すき…キス…ミルフィーユ~秘書は代表と絶賛同居中!~
第18章 文化祭
こうして公表されてから、三日後。全貌が明らかになった。そこで慌ただしくも準備が始まっていく。普段の仕事に加えての追加業務だったため、それぞれが激務になりつつあった。

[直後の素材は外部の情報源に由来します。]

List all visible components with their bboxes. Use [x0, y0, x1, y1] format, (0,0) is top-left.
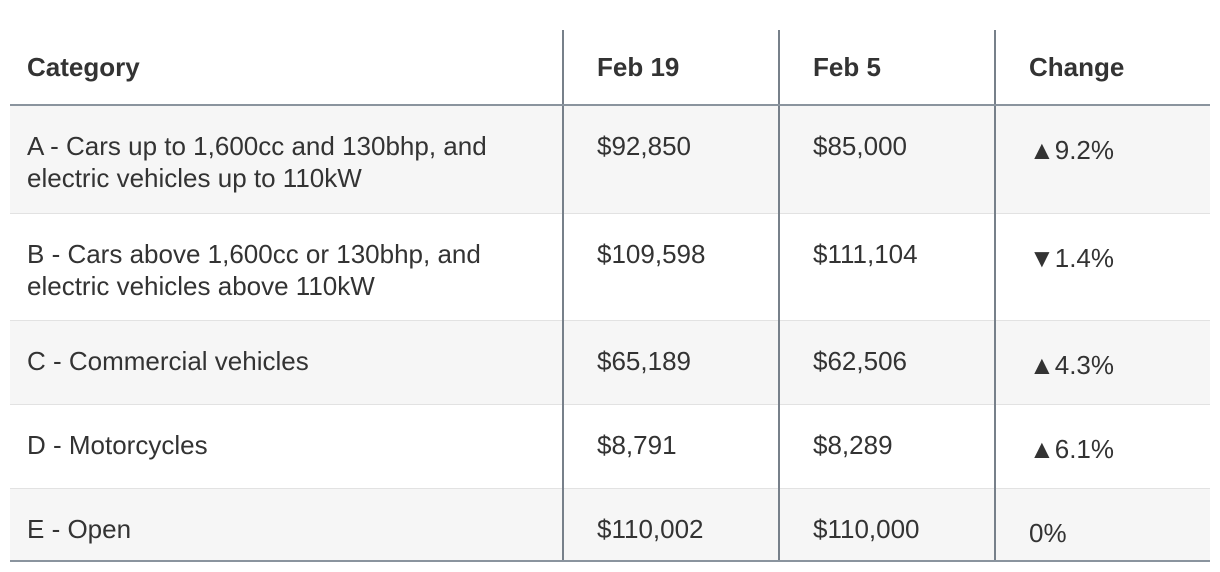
value-cell: 0%	[994, 488, 1210, 562]
header-row: Category Feb 19 Feb 5 Change	[10, 30, 1210, 106]
value-cell: ▲9.2%	[994, 105, 1210, 214]
value-cell: $8,791	[562, 404, 779, 489]
value-cell: ▼1.4%	[994, 213, 1210, 321]
table-row: D - Motorcycles $8,791 $8,289 ▲6.1%	[10, 404, 1210, 489]
value-cell: $92,850	[562, 105, 779, 214]
column-header: Change	[994, 30, 1210, 106]
table-row: E - Open $110,002 $110,000 0%	[10, 488, 1210, 562]
value-cell: $65,189	[562, 320, 779, 405]
column-header: Feb 19	[562, 30, 779, 106]
table-head: Category Feb 19 Feb 5 Change	[10, 30, 1210, 106]
value-cell: $8,289	[778, 404, 995, 489]
column-header: Category	[10, 30, 563, 106]
column-header: Feb 5	[778, 30, 995, 106]
value-cell: ▲4.3%	[994, 320, 1210, 405]
value-cell: $62,506	[778, 320, 995, 405]
table-row: A - Cars up to 1,600cc and 130bhp, and e…	[10, 105, 1210, 214]
category-cell: C - Commercial vehicles	[10, 320, 563, 405]
value-cell: $109,598	[562, 213, 779, 321]
value-cell: $110,000	[778, 488, 995, 562]
category-cell: B - Cars above 1,600cc or 130bhp, and el…	[10, 213, 563, 321]
value-cell: $110,002	[562, 488, 779, 562]
category-cell: A - Cars up to 1,600cc and 130bhp, and e…	[10, 105, 563, 214]
table-row: C - Commercial vehicles $65,189 $62,506 ▲4.…	[10, 320, 1210, 405]
value-cell: $85,000	[778, 105, 995, 214]
value-cell: $111,104	[778, 213, 995, 321]
category-cell: D - Motorcycles	[10, 404, 563, 489]
price-table: Category Feb 19 Feb 5 Change A - Cars up to…	[10, 30, 1210, 562]
category-cell: E - Open	[10, 488, 563, 562]
table-row: B - Cars above 1,600cc or 130bhp, and el…	[10, 213, 1210, 321]
value-cell: ▲6.1%	[994, 404, 1210, 489]
table-body: A - Cars up to 1,600cc and 130bhp, and e…	[10, 105, 1210, 562]
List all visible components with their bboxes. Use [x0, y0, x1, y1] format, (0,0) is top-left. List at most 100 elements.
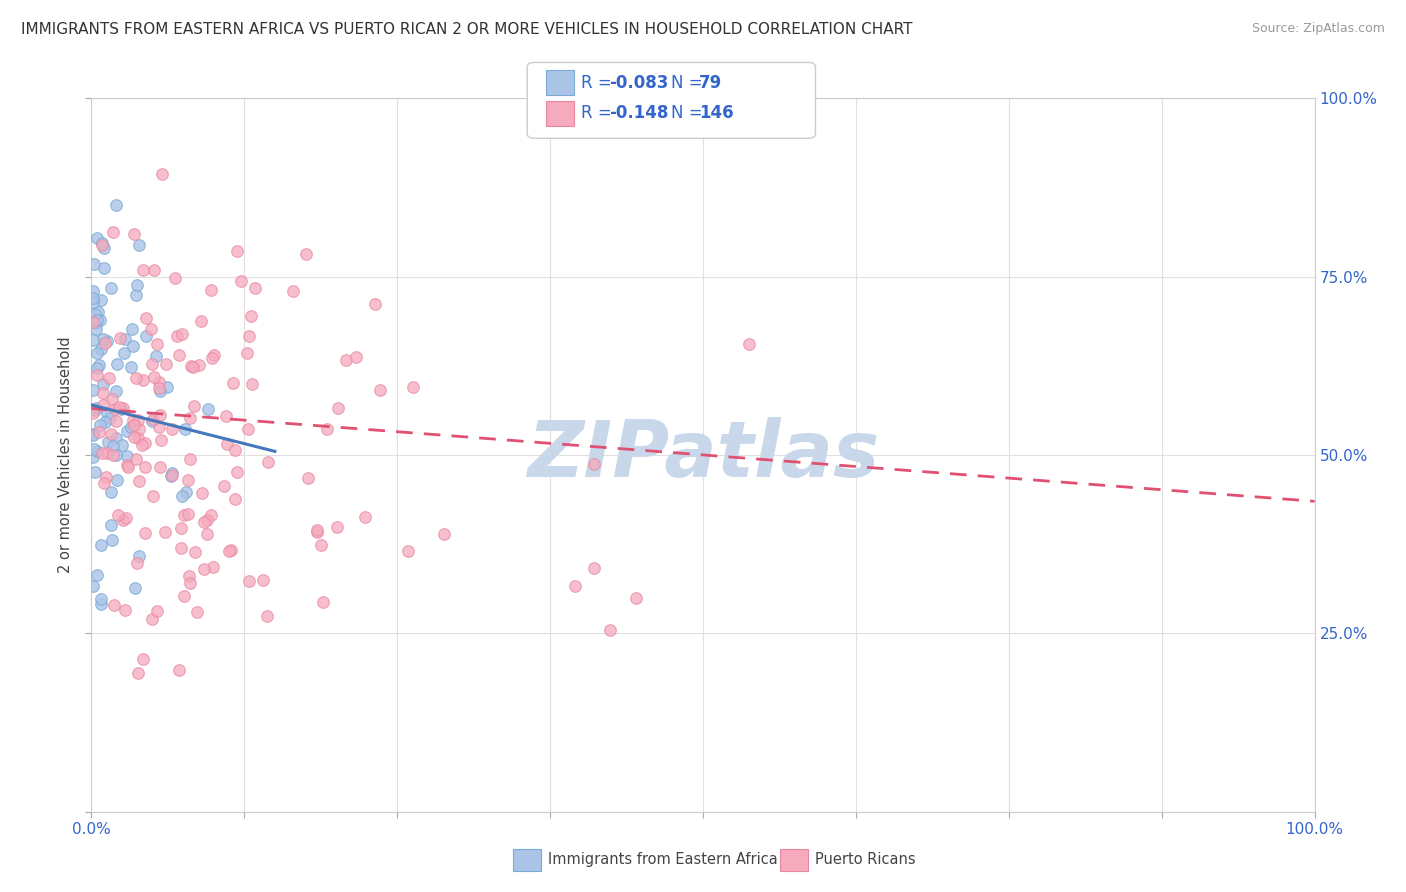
- Point: [170, 521, 193, 535]
- Point: [221, 376, 243, 391]
- Point: [100, 517, 122, 532]
- Point: [150, 167, 173, 181]
- Point: [297, 471, 319, 485]
- Point: [86, 360, 108, 375]
- Y-axis label: 2 or more Vehicles in Household: 2 or more Vehicles in Household: [58, 336, 73, 574]
- Point: [115, 458, 138, 472]
- Point: [101, 448, 124, 462]
- Point: [135, 311, 157, 326]
- Point: [193, 562, 215, 576]
- Point: [224, 491, 246, 506]
- Point: [132, 373, 155, 387]
- Point: [93, 241, 115, 255]
- Point: [96, 406, 118, 420]
- Point: [114, 332, 136, 346]
- Point: [91, 385, 114, 400]
- Point: [82, 295, 104, 310]
- Point: [229, 274, 252, 288]
- Point: [186, 605, 208, 619]
- Point: [127, 556, 149, 570]
- Point: [326, 401, 349, 415]
- Point: [82, 284, 104, 298]
- Point: [190, 314, 212, 328]
- Text: -0.148: -0.148: [609, 104, 668, 122]
- Point: [112, 346, 135, 360]
- Point: [86, 444, 108, 458]
- Point: [245, 280, 267, 294]
- Point: [368, 383, 391, 397]
- Point: [160, 468, 183, 483]
- Point: [96, 470, 118, 484]
- Point: [121, 322, 143, 336]
- Point: [100, 392, 122, 406]
- Point: [281, 284, 304, 298]
- Point: [128, 238, 150, 252]
- Point: [401, 380, 423, 394]
- Point: [181, 360, 204, 375]
- Point: [188, 358, 211, 372]
- Point: [238, 574, 260, 588]
- Point: [160, 422, 183, 436]
- Point: [197, 513, 219, 527]
- Point: [93, 398, 115, 412]
- Point: [582, 561, 605, 575]
- Text: IMMIGRANTS FROM EASTERN AFRICA VS PUERTO RICAN 2 OR MORE VEHICLES IN HOUSEHOLD C: IMMIGRANTS FROM EASTERN AFRICA VS PUERTO…: [21, 22, 912, 37]
- Point: [112, 401, 135, 415]
- Point: [105, 473, 128, 487]
- Point: [142, 370, 165, 384]
- Point: [226, 244, 249, 258]
- Point: [110, 401, 132, 416]
- Point: [84, 403, 107, 417]
- Text: N =: N =: [671, 74, 707, 92]
- Point: [105, 431, 128, 445]
- Point: [172, 489, 194, 503]
- Point: [599, 623, 621, 637]
- Point: [93, 415, 115, 429]
- Point: [104, 402, 127, 417]
- Point: [87, 425, 110, 440]
- Point: [90, 446, 112, 460]
- Point: [240, 309, 263, 323]
- Point: [132, 652, 155, 666]
- Point: [90, 538, 112, 552]
- Point: [564, 579, 586, 593]
- Point: [195, 527, 218, 541]
- Point: [89, 418, 111, 433]
- Point: [149, 459, 172, 474]
- Point: [149, 408, 172, 422]
- Point: [90, 597, 112, 611]
- Point: [142, 412, 165, 426]
- Point: [84, 317, 107, 331]
- Point: [139, 321, 162, 335]
- Point: [131, 438, 153, 452]
- Point: [218, 544, 240, 558]
- Point: [141, 414, 163, 428]
- Text: ZIPatlas: ZIPatlas: [527, 417, 879, 493]
- Point: [170, 541, 193, 555]
- Point: [89, 358, 111, 372]
- Point: [103, 598, 125, 612]
- Point: [125, 370, 148, 384]
- Point: [307, 525, 329, 540]
- Point: [107, 508, 129, 522]
- Text: Source: ZipAtlas.com: Source: ZipAtlas.com: [1251, 22, 1385, 36]
- Point: [122, 227, 145, 241]
- Point: [94, 335, 117, 350]
- Point: [166, 329, 188, 343]
- Point: [86, 231, 108, 245]
- Point: [148, 376, 170, 390]
- Point: [177, 508, 200, 522]
- Point: [252, 573, 274, 587]
- Point: [162, 466, 184, 480]
- Point: [104, 384, 127, 399]
- Point: [125, 452, 148, 467]
- Point: [215, 409, 238, 424]
- Point: [149, 384, 172, 398]
- Text: N =: N =: [671, 104, 707, 122]
- Point: [93, 476, 115, 491]
- Point: [257, 455, 280, 469]
- Point: [84, 307, 107, 321]
- Point: [125, 278, 148, 293]
- Point: [91, 332, 114, 346]
- Point: [128, 422, 150, 436]
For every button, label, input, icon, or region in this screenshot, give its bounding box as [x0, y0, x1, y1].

そんな中で中心として動くのはやはりといった所、凜桜だった。企画こそ住吉が練っていたものがしっかりと核心である為、そこに肉付け、加えて参加者のとりまとめ等が中心になっていた。
「…ッ…これって…」
「どうかした?」
「いえ、その…なんでもありません」
そう言いながらも地っと見つめる先には凜桜が今押しとしている瀬乃(セノ)社長もいた。小さく笑いながらもそれでも時間を気にしつつ、ただ、目の前の仕事に没頭するかの様に集中していた。
「…凜桜、大丈夫か?」
「はい、何かありましたか?」
「日本語通じてねぇって」
「大丈夫ですよ?材料の確保とか、あとは…人員配置?」
「少し休め」
「大丈夫です」
「……」
無言のままに住吉は額に手をやり、とすっと椅子の背もたれに凭れさせる。そうすれば自然と手は遠くなり一瞬パソコンから離れざるを得なくなった凜桜。
「…あの…」
「心配、する」
「大丈夫ですって」
「嘘つくんじゃねぇよ。」
「…ッッ」
「顔色、悪い。たまには休憩挟め」
「…ッ」
「上司としての忠告だ」
そう言えばするっと手は離れて肩をポンっと叩けば『出てくる』と伝えた。
「…ずるいな…ほんと…」
「どうかした?」
「千紘君…」
「ん?話してごらんよ」
「…もぉ…なんていうのか…」
そう言えばポツポツと話し出していくのだった。